NVIDIA, AI & Quantum Leaders Drive Health Tech: 2 Stocks to Buy

NVIDIA, AI & Quantum Leaders Drive Health Tech: 2 Stocks to Buy

The global AI in healthcare market is experiencing explosive growth. According to a Fortune Business Insights report, the market is projected to scale from $39.25 billion in 2025 to approximately $504.17 billion by 2032, at a CAGR of 44.0%. Such growth is expected to be driven by rising demand for AI-enabled diagnostics, imaging, drug discovery, clinical workflow automation, and remote patient monitoring — areas where traditional systems are increasingly inadequate.

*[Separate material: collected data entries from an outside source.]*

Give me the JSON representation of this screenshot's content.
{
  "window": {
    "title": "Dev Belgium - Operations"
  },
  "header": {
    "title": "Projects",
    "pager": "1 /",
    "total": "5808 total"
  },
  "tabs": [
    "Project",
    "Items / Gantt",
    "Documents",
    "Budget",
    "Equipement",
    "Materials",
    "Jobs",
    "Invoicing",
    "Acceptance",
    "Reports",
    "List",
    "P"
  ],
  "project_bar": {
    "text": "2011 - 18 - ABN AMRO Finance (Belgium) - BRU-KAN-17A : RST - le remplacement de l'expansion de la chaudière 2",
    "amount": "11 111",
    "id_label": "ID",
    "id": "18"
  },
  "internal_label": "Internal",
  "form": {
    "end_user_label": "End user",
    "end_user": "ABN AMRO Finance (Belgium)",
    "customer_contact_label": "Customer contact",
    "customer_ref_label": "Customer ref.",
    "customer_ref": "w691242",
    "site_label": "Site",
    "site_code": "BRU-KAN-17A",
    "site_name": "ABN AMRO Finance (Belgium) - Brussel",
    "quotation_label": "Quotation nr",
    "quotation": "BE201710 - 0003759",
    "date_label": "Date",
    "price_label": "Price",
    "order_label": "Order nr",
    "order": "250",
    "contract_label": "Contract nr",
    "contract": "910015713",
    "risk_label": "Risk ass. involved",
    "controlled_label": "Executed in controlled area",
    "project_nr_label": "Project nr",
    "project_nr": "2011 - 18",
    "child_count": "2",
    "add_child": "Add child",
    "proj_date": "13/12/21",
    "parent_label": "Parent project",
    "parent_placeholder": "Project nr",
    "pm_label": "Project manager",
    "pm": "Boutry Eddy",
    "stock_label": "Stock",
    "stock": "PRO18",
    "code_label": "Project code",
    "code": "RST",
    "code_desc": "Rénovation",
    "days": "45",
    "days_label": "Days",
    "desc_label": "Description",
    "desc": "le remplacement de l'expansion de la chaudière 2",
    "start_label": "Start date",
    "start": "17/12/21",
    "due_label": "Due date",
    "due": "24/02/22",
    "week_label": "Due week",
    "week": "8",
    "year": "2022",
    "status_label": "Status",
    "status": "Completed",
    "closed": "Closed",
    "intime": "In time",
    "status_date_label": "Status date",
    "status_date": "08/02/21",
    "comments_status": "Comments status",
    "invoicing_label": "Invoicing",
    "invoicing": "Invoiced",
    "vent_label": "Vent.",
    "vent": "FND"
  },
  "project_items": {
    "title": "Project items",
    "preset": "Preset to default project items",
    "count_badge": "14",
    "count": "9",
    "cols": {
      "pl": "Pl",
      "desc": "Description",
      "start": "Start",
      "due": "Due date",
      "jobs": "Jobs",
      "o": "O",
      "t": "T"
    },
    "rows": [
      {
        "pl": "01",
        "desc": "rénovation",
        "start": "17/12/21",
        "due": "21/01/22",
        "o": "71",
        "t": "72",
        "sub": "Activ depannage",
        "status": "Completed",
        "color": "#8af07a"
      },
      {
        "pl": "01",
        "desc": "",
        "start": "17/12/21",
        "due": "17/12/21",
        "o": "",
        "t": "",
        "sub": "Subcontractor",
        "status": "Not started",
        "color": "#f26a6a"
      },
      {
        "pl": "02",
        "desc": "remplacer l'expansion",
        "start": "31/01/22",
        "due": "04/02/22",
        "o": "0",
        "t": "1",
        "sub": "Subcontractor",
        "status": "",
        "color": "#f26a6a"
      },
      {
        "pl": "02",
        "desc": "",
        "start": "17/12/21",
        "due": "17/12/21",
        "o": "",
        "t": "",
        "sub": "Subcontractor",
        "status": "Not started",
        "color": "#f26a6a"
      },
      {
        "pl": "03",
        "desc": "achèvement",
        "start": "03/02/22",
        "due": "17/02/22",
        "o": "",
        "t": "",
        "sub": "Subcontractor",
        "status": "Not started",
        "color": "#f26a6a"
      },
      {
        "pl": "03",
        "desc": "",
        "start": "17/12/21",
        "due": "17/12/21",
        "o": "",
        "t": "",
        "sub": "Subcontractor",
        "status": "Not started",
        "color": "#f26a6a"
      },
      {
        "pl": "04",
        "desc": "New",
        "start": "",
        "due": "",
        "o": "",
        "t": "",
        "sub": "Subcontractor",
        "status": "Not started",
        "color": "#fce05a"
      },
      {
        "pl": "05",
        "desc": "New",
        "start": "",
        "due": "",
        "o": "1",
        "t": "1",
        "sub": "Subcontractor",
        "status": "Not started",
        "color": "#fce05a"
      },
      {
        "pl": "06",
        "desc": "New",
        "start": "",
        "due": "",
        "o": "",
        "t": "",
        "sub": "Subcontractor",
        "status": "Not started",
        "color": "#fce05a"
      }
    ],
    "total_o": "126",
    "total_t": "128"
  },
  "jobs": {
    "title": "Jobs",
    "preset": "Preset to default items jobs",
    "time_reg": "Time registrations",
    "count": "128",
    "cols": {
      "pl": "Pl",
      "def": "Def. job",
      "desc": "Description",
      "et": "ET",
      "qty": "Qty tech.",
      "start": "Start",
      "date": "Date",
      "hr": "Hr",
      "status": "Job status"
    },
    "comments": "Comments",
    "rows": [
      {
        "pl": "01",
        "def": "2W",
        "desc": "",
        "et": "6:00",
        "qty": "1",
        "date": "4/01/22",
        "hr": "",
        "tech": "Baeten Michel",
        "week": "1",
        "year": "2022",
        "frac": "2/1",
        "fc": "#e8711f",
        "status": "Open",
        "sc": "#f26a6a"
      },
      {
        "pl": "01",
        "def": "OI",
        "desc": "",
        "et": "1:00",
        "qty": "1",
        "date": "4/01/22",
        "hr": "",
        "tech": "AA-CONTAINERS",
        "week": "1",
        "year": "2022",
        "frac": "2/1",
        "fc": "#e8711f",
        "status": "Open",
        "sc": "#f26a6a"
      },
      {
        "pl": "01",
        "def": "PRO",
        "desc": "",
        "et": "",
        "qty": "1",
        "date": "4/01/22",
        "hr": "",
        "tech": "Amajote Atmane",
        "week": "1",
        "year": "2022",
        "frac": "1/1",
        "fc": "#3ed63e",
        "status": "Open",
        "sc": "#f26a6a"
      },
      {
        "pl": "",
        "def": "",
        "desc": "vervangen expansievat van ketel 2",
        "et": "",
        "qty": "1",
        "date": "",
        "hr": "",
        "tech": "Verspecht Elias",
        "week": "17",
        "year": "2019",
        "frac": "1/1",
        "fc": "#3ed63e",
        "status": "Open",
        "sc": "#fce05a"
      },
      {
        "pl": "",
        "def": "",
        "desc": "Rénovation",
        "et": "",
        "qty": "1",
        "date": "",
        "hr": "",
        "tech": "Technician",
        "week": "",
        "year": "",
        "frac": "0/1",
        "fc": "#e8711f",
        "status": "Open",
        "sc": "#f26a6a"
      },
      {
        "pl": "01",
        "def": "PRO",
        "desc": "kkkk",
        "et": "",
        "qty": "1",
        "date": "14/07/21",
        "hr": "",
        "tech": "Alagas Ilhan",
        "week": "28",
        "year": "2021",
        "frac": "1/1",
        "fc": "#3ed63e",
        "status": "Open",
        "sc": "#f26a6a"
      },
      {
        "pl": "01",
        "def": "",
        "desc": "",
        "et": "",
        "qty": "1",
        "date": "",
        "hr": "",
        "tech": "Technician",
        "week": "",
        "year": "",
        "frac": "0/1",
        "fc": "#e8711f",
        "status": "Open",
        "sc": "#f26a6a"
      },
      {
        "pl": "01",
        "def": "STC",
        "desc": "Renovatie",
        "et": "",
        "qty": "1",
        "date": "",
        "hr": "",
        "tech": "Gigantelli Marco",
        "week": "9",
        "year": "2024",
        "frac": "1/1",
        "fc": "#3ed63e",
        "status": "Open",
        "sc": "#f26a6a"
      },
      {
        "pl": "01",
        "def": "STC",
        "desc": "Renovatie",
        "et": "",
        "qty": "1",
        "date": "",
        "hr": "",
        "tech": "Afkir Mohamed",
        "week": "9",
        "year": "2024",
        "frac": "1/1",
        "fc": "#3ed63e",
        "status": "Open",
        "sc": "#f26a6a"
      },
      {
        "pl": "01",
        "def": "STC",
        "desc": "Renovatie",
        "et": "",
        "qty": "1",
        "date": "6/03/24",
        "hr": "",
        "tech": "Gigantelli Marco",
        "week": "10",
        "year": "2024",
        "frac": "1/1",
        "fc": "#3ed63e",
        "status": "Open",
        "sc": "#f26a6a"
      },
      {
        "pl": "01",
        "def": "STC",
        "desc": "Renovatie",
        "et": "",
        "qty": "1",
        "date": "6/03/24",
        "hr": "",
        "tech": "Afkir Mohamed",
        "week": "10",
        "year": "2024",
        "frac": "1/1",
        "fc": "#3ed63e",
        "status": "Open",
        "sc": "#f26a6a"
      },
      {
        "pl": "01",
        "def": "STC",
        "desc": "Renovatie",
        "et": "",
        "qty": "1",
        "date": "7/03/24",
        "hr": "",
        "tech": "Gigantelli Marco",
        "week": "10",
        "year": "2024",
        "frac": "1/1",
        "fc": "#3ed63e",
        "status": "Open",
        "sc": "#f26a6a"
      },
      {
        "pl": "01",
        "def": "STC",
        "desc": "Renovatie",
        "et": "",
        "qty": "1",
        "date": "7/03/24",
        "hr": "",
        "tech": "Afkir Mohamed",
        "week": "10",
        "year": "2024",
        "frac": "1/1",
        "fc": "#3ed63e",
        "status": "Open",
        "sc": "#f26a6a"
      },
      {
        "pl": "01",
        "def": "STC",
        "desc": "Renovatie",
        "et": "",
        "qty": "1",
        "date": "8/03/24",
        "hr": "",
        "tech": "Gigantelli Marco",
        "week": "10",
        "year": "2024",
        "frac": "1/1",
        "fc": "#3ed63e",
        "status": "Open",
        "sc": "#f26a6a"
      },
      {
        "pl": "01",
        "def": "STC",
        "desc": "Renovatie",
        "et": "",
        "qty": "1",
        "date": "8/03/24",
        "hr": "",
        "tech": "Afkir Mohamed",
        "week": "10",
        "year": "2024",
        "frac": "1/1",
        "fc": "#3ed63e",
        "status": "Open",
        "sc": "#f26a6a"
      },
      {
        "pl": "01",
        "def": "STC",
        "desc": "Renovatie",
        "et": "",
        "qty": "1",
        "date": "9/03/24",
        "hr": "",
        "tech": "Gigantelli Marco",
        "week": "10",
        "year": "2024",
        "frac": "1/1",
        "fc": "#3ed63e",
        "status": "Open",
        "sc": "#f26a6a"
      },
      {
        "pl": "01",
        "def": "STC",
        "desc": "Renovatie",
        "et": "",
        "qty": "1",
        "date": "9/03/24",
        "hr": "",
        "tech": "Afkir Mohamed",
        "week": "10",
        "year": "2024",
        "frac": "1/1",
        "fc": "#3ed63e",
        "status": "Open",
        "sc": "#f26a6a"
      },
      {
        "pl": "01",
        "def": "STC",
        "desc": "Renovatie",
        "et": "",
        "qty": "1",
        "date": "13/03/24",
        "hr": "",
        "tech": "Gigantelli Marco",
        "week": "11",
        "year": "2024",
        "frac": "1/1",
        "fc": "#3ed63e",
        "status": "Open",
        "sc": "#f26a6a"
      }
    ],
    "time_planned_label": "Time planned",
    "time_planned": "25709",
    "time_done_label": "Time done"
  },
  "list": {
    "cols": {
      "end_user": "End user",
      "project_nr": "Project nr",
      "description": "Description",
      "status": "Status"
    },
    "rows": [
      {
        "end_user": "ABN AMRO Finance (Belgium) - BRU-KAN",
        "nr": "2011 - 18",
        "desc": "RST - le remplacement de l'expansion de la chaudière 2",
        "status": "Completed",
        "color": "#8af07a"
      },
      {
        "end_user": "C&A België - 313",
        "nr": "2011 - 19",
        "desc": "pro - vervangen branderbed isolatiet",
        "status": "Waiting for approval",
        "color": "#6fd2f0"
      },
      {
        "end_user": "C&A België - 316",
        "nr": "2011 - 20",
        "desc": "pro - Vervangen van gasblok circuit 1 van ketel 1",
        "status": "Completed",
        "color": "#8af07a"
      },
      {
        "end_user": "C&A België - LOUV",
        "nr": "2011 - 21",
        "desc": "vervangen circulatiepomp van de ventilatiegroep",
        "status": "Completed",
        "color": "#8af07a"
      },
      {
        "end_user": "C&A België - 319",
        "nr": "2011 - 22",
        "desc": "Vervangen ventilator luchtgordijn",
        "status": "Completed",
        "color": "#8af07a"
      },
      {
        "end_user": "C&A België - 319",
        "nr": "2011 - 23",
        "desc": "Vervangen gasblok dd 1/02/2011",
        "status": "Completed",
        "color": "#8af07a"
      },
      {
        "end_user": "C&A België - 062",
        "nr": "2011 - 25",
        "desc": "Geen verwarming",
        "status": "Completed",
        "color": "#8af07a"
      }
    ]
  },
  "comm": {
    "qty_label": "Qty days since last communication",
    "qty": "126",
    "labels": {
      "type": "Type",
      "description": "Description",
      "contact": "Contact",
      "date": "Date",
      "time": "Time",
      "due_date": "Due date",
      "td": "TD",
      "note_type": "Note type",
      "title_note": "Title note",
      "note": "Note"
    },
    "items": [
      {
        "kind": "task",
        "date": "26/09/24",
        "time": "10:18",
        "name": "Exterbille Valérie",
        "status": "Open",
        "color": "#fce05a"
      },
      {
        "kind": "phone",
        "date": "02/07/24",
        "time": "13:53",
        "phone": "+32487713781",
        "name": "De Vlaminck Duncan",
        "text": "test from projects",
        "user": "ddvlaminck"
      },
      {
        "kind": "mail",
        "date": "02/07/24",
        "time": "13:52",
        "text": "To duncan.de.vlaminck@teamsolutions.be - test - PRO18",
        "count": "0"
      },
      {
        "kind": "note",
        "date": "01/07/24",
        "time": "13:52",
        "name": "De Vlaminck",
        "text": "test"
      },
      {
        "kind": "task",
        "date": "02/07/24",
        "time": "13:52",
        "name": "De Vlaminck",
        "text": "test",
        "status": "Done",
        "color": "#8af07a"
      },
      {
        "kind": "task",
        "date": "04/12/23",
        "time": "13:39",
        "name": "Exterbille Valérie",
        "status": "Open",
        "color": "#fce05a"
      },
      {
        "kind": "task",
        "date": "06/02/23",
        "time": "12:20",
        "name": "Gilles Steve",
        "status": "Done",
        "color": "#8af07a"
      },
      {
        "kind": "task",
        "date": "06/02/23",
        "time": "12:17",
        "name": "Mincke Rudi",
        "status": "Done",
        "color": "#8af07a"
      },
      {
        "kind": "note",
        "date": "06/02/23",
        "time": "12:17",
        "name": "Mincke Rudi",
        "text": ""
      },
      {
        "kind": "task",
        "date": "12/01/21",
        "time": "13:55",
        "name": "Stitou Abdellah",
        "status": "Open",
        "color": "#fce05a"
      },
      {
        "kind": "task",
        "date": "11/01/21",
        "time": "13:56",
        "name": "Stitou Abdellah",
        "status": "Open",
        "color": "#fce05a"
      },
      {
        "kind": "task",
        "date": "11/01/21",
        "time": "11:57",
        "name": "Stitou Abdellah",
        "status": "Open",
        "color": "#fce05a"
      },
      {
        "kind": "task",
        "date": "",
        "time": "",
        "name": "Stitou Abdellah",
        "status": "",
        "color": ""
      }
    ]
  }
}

With technology giants aggressively moving into the space, select MedTech players are also emerging as prime beneficiaries. Two such names, Butterfly Network BFLY and Omnicell OMCL, stand out as well-positioned stocks that investors should keep on their radar to capture this transformative trend. Let’s delve deeper.

Big tech players are aggressively positioning themselves to capture this upside. NVIDIA NVDA led the charge through multiple strategic moves. For example, its collaboration with IQVIA leverages agentic AI to automate complex workflows across clinical research and life sciences, combining IQVIA’s domain data and analytics with NVIDIA’s AI Foundry services. Through its partnership with GE HealthCare and its Isaac for Healthcare platform, NVIDIA is pushing into autonomous medical-device functions —such as automated X-ray placement, ultrasound studies and image quality checks —enabling the simulation and virtual testing of physical AI systems before deployment.

Further, in its second-quarter 2025 Business Update, Palantir PLTR disclosed a partnership with TeleTracking, wherein its AIP (Artificial Intelligence Platform) will be used in hospitals to optimize staffing workflows, accelerate decision-making, and improve patient-centered care operations. The update shows that TeleTracking is integrating Palantir’s AIP tools to deliver near-real-time insights and support hospital command center operations to better manage capacity, staff resources and patient flow.

Quantum and cloud players, too, are collaborating in the drug discovery space. IonQ, alongside AstraZeneca, AWS and NVIDIA, demonstrated a hybrid quantum-classical workflow that ran a key reaction simulation about 20 times faster, highlighting how quantum can help cut bottlenecks in pharmaceutical R&D.

Meanwhile, classical and quantum infrastructure deals are also maturing. IBM IBM, in June, rolled out its advanced Quantum System Two next to Japan’s Fugaku supercomputer at RIKEN. This setup lets research groups and MedTech labs use powerful classical HPC and quantum hardware together in one place to handle big simulations and machine learning tasks.